Herr Schlesinger, der Prokurist dieses
berühmten Bankiers, bemerkte unwillig: "Ich bitte, die Person des Herrn
Baron von Goldstein nicht in die Debatte zu ziehen, wenigstens nicht in
meiner Gegenwart."
Fast alle Anwesenden gaben ihm durch
Kopfnicken ihre Zustimmung zu erkennen. Der witzige Herr Blau beging
wirklich manchmal Taktlosigkeiten. Die Person des Herrn Baron Goldstern in
die Debatte zu ziehen, das ging denn doch ein bisschen zu weit. Herr Blau
aber fuhr fort: "Justizminister wird Herr Doktor Walter. Er bekommt den
Adelsstand mit dem Prädikate "von Voglstock". Walter Edler von Veigistock."

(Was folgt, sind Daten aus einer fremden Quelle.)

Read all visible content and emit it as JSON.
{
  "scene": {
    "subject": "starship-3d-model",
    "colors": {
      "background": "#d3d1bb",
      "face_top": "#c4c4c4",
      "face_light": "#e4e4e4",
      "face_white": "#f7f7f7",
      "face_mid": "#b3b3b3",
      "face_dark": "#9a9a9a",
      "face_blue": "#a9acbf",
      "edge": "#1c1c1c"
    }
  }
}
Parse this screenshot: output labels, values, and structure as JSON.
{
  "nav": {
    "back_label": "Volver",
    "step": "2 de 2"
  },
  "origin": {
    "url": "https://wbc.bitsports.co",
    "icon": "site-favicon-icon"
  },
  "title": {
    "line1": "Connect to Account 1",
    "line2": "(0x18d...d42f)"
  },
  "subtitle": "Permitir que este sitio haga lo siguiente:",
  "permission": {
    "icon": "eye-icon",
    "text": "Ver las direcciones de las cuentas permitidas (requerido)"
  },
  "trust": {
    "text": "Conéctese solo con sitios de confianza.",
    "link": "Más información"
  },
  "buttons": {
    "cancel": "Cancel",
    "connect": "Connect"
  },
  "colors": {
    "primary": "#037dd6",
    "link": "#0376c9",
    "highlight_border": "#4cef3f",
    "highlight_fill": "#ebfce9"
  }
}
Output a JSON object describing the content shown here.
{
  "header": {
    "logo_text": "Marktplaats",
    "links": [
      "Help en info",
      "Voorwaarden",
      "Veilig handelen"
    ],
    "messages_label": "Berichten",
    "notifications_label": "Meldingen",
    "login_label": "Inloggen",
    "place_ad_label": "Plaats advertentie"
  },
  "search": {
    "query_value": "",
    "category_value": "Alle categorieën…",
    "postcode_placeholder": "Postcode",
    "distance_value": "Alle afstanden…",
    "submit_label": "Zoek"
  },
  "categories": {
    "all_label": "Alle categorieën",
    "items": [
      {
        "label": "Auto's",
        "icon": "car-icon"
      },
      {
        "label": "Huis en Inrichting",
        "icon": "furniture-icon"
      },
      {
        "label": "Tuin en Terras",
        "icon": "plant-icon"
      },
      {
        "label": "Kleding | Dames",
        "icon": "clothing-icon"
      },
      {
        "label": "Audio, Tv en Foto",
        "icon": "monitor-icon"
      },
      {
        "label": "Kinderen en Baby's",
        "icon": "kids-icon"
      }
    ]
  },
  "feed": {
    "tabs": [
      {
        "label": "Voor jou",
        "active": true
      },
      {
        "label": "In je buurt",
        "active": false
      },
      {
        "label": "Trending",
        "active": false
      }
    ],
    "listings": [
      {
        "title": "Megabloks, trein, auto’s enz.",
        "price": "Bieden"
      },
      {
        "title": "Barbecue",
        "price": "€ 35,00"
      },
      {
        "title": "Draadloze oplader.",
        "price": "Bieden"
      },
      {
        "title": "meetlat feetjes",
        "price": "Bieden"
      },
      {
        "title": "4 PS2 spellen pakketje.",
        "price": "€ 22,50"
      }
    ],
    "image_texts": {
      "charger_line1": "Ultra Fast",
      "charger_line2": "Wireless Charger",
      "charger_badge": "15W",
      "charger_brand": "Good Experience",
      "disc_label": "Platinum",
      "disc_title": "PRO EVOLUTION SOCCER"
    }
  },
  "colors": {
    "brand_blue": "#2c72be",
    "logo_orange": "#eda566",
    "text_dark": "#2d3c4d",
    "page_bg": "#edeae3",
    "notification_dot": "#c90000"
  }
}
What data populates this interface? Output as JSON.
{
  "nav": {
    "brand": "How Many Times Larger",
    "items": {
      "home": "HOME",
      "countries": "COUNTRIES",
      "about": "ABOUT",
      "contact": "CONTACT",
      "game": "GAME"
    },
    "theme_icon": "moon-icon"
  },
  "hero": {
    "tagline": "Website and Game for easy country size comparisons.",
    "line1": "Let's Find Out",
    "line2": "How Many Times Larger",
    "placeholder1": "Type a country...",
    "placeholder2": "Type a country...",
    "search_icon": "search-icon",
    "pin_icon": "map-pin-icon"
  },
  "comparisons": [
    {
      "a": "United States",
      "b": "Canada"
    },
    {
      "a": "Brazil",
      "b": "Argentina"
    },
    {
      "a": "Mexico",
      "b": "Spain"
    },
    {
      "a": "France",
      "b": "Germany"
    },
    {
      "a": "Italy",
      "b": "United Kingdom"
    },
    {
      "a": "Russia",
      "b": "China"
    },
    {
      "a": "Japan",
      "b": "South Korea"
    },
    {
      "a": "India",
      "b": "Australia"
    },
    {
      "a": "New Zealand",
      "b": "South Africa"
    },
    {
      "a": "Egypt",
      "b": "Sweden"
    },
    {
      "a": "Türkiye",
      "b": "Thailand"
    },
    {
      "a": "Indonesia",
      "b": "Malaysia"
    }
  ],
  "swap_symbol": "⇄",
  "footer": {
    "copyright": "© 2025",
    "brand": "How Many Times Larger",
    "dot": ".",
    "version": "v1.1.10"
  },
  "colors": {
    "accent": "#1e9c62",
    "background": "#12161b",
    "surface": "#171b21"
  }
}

Man lachte. Der Advokat errötete über
seinen Vatersnamen und rief dem Witzling zu: "Sie haben schon lang keine
fremde Hand in Ihrem Gesicht gespürt."
Grün, der Wortwitzige, aber Vorsichtigere,
flüsterte seiner Nachbarin eine Silbenkombination zu, in der das Wort
Ohrfeiglstock vorkam.
Frau Laschner erkundigte sich: "Wird es
Theater auch geben in Palästina? Sonst geh' ich nicht hin." "Gewiß, gnädige
Frau," sagte Grün. "Bei den Festvorstellungen im Hoftheater von Jerusalem
wird die ganze Israelite versammelt sein."
Der Rabbiner Weiß meinte nun schüchtern:
"Über wen machen Sie sich lustig, meine Herren? Über sich selbst?" "Nein,
ernst werden wir uns nehmen!" sagte Blau. "Ich bin stolz, daß ich ein Jud'
bin," erklärte Laschner, "denn wenn ich nicht wär' stolz, wär' ich doch auch
ein Jud'. Also bin ich lieber gleich stolz."
In diesem Augenblick gingen die beiden
Stubenmädchen hinaus, eine andere Schüssel zu holen. Die Hausfrau bemerkte:
"Wenn die Dienstboten dabei sind, sollte man lieber nicht über jüdische
Sachen reden."
Blau erwiderte sofort: "Entschuldigen,
gnädige Frau, ich hab' nicht gewußt, daß Ihre Dienstboten nicht wissen, daß
Sie Juden sind."
Einige lachten.
"Nun ja," sagte Schlesinger mit Autorität;
"aber man muß es doch nicht an die große Glocke hängen."